Does Nupic have a wavelet encoder?

A friend recommended me look at the work of Douglas Greer and his theory of the cortex (http://gmanif.com/) and one of his ideas is that in the cortex, an image is represented as wavelets.
(Wavelets are like a Fourier transform, but instead of being a cosine wave that stretches out to infinity, they might look more like a finite squiggle. You can fit them at various points in an image, then stretch them to a wider shape and then fit them again, and you do several times and collect various coefficients).
So I wondered if anyone has created a wavelet encoder that feeds into the spatial pooler.
One possible advantage of this is that people have found ways to instantly recognize a rotated image using wavelets (see: Hilbert-wavelet transform for recognition of image rotation - https://www.researchgate.net/profile/Khan_Iftekharuddin/publication/268359931_Hilbert-wavelet_transform_for_recognition_of_image_rotation/links/54fb1e6c0cf2040df21d95c5.pdf)
So there are some operations in wavelet space that are easier to do than in regular space. The idea that wavelets are used is not that odd, if you think of the retina, you have off-center surround arrangements where if the center cell is off, and a circle of cells around is on, then a neuron fires. That’s like a 2 dimensional wavelet. Anway, the basic question is again, has someone written a wavelet encoder?

2 Likes

I have not heard of anyone doing this, but it sounds like an interesting idea.

It’s one of the vision encoding methods I mentioned here. Usually referred to as “Gabor filters” in computer vision.

I’ve tried it, by doing a winner-take-all over Gabor filters for every local patch in a sliding window over the image using standard OpenCV tools (and it’s trivial to roll your own).

It works okay. Doing the same thing with winner-take-all over ConvNet features works better in my experience (on place recognition from video). ConvNet features are similar to wavelets/Gabors, except they’re learned end-to-end on challenging natural image tasks, and are inherently hierarchical if you want a richer multi-scale image encoding than a set of local descriptors would allow.

I didn’t interface any of this with NuPIC I’m afraid, so I can’t help you there. But it would be a good thing to have in the pool of community encoders if someone wanted to write one. It was pretty easy, you just convolve the image with N filters, then report the filter ID with the highest activation at every pixel, and there’s your SDR.

2 Likes

When you say ConvNet, are you referring to a specific implementation of convolutional networks?

I was using a convolutional network called ResNet (trained on ImageNet and fine-tuned on a place recognition dataset called Places365) but I don’t think the specific architecture matters too much.

I really do not like to mix unpick with ConvNet because HTM and DL are totally different. As alternativ you can find in my comment at „encoding vision in HTM“ or another interesting implementation named Sparsey. What do you think,@jakebruce

Sure. But DL is a very powerful technique for learning useful feedforward representations, so why not use it? I’m less interested in purity and biological plausibility than I am in building a system that actually works.

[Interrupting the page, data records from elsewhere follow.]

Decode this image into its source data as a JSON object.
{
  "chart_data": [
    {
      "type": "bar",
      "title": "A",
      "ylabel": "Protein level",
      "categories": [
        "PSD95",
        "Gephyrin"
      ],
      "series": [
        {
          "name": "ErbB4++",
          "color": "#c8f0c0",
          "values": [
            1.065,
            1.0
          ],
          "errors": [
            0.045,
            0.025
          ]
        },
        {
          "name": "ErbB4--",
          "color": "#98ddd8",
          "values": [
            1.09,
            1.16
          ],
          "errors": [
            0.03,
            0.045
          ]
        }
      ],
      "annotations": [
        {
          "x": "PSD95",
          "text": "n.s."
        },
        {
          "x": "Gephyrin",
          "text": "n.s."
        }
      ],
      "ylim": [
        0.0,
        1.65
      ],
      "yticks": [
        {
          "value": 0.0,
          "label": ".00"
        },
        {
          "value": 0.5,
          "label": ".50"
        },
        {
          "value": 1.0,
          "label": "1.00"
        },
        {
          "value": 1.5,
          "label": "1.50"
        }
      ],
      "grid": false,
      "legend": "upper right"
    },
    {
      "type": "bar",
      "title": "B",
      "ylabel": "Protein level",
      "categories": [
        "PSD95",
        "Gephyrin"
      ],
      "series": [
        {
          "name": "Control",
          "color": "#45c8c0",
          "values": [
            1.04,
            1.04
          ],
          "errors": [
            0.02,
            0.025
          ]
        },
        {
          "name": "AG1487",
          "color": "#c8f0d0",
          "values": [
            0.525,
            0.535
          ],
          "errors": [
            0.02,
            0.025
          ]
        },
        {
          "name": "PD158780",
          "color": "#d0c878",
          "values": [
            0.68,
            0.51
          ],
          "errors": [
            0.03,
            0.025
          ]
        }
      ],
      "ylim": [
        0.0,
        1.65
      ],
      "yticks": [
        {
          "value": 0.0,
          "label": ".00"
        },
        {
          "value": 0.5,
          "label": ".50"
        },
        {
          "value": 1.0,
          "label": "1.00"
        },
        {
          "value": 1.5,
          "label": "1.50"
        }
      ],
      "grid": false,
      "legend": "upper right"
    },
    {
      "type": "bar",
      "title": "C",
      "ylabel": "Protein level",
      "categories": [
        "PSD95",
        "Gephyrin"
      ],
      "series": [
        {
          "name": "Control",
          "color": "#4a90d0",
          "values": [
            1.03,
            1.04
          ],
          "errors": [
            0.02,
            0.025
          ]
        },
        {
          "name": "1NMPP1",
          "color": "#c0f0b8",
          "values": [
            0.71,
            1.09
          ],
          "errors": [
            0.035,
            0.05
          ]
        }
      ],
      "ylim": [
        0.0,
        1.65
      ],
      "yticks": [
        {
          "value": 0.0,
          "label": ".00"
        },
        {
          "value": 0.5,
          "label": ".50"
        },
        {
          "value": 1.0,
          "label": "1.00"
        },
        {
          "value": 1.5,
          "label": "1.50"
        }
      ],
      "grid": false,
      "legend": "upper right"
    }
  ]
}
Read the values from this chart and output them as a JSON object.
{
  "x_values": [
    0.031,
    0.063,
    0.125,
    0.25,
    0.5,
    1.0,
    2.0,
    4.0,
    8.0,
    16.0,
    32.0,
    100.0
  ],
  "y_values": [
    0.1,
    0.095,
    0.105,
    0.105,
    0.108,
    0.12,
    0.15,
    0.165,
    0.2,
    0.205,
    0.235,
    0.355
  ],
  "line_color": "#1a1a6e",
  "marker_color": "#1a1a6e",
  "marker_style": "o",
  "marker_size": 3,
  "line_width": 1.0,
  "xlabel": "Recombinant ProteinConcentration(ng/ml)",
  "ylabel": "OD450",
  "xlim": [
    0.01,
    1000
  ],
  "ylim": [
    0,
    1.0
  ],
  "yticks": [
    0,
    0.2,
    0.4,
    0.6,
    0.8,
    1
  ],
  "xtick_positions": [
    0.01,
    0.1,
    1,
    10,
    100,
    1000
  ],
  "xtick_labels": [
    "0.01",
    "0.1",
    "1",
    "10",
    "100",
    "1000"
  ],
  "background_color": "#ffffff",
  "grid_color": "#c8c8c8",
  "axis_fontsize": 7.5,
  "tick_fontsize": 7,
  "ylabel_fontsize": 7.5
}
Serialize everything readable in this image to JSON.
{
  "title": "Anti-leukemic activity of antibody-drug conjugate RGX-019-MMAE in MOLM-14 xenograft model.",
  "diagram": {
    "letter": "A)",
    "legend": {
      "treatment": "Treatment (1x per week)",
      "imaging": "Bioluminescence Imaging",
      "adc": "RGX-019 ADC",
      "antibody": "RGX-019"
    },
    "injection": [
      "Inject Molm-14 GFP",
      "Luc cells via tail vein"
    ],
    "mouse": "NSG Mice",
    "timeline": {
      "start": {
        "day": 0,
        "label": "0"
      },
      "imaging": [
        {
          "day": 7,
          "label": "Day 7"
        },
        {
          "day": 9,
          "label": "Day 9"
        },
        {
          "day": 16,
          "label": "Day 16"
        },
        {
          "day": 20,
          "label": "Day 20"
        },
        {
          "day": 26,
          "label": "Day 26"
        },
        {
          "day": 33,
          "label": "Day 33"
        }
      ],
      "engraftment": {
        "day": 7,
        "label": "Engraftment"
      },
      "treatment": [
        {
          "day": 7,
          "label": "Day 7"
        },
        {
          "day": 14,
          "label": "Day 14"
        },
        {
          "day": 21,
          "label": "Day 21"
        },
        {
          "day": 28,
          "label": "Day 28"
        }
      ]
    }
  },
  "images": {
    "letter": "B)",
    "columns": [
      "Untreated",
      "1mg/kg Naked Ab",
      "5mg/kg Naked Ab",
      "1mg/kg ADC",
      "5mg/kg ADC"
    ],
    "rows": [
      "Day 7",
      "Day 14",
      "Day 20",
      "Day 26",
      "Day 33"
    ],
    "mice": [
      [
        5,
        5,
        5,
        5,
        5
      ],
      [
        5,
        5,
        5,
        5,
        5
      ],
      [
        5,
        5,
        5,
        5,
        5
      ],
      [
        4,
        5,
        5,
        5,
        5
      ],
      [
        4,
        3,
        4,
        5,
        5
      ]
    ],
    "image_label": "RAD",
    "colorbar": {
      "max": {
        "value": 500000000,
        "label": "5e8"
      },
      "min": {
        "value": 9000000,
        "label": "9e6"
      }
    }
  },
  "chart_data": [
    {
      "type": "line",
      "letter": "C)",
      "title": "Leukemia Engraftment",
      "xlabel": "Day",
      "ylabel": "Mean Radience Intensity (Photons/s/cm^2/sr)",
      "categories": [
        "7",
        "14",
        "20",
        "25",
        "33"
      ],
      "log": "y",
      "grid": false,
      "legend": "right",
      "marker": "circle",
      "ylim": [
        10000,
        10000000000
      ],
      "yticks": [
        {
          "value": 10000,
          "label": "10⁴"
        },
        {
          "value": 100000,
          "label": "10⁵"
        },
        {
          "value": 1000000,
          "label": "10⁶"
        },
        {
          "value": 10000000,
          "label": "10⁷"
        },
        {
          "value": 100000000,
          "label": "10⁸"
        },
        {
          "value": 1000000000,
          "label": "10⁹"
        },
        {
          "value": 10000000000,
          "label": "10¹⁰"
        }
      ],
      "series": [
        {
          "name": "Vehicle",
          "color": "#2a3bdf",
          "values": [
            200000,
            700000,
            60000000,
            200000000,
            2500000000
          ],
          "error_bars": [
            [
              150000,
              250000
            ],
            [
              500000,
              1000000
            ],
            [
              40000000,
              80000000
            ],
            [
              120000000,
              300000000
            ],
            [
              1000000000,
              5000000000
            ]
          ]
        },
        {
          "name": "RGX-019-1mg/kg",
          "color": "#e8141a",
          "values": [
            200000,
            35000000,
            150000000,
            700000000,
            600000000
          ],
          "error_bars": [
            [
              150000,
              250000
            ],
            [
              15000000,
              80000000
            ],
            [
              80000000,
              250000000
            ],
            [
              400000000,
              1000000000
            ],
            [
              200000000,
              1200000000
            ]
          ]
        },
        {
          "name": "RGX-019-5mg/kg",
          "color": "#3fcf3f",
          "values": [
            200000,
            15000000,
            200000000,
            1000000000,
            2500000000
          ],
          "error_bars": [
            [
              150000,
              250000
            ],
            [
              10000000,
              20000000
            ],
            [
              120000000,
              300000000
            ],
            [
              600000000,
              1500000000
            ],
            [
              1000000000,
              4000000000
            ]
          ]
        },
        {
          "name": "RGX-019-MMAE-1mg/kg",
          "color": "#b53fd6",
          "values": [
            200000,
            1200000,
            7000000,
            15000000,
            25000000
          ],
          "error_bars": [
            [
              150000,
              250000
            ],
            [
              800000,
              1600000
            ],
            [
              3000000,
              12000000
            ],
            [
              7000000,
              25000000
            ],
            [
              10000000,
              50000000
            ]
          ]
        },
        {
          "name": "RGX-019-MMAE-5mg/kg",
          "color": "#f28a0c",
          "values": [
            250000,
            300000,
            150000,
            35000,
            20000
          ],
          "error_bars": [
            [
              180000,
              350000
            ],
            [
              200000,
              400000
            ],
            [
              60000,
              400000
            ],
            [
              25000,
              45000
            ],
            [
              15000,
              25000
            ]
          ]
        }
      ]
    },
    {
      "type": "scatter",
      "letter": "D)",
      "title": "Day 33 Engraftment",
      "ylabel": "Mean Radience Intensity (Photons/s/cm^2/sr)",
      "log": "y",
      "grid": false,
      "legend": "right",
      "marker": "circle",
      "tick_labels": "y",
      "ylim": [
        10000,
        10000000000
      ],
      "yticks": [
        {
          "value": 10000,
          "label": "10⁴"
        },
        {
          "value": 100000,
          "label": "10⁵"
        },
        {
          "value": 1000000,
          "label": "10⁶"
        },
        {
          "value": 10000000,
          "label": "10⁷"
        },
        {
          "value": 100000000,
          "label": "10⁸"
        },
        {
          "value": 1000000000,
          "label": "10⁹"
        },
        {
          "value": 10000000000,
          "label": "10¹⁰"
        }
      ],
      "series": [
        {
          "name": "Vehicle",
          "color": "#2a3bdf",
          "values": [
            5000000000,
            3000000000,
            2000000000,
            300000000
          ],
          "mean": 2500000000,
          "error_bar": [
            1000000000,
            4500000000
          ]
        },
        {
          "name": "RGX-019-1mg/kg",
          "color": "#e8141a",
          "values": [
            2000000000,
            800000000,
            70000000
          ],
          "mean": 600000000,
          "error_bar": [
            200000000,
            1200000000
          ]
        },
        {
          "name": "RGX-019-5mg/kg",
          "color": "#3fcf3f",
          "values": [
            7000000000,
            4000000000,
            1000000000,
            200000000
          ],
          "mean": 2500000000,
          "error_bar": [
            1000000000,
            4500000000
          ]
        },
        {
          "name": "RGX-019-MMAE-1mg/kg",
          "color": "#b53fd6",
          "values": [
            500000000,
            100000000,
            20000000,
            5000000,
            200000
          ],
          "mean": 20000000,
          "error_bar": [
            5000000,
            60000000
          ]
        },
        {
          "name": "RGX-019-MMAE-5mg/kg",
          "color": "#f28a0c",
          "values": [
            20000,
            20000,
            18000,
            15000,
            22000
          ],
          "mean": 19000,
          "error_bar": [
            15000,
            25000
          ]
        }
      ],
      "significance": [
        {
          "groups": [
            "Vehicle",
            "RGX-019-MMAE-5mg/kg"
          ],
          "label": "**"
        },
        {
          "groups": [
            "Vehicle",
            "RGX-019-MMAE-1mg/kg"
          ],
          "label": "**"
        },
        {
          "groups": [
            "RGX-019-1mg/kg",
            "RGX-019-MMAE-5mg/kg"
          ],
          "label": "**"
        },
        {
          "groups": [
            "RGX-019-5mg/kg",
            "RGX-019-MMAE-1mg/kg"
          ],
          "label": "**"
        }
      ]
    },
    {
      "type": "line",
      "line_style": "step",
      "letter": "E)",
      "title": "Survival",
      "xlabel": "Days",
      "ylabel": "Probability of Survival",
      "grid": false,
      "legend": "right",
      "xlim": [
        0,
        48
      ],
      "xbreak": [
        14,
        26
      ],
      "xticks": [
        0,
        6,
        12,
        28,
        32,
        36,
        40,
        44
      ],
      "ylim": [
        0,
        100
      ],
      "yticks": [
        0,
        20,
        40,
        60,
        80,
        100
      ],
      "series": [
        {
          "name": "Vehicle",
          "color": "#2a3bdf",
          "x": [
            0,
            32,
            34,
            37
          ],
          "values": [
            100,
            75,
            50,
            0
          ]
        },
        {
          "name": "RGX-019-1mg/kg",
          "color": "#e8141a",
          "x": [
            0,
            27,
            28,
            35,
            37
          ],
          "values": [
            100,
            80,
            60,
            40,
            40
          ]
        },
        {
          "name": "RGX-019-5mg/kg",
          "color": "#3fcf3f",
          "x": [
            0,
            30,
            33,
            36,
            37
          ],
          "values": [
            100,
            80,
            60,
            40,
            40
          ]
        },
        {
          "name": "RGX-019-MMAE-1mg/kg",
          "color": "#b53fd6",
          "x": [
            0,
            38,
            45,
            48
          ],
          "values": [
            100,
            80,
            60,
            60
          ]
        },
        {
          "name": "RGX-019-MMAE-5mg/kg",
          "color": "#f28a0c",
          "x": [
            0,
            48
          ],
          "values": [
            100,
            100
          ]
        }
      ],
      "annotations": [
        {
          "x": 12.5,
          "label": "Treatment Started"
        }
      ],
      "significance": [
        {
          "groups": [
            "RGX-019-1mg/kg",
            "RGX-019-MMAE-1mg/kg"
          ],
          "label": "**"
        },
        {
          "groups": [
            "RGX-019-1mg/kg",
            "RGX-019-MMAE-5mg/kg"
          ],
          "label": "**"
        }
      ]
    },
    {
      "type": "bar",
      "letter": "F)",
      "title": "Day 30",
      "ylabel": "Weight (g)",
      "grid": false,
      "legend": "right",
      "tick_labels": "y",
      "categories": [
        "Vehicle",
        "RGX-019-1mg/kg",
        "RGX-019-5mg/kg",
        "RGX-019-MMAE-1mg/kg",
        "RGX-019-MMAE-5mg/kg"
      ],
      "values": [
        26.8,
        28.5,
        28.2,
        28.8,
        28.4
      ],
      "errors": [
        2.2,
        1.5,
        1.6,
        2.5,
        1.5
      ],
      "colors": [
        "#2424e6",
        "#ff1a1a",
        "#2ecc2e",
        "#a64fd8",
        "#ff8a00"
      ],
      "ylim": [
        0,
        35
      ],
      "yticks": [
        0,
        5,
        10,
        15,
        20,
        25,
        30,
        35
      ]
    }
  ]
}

Also, we’re talking about encoders here. Biological encoders were sculpted by evolution over millions of years, they’re not learned from scratch from the data. Might as well shortcut that with backpropagation if you can, imo.

I also don’t think deep learning and HTM are really that different except that HTM adopts (understandably) some very restrictive biological constraints, but you can find my arguments about that elsewhere on the forum.

@jakebruce understood. Could you please describe me more your CNN layers you want to use (number of layers, kernel etc.)?

I did most of my experiments with ResNet-50 and ResNet-152, trained on ImageNet and fine-tuned on Places365. You can find the pretrained weights online. You can decide which features you want to use, but I found (and this is anecdotal) that the middle conv layers were most discriminative for my problem.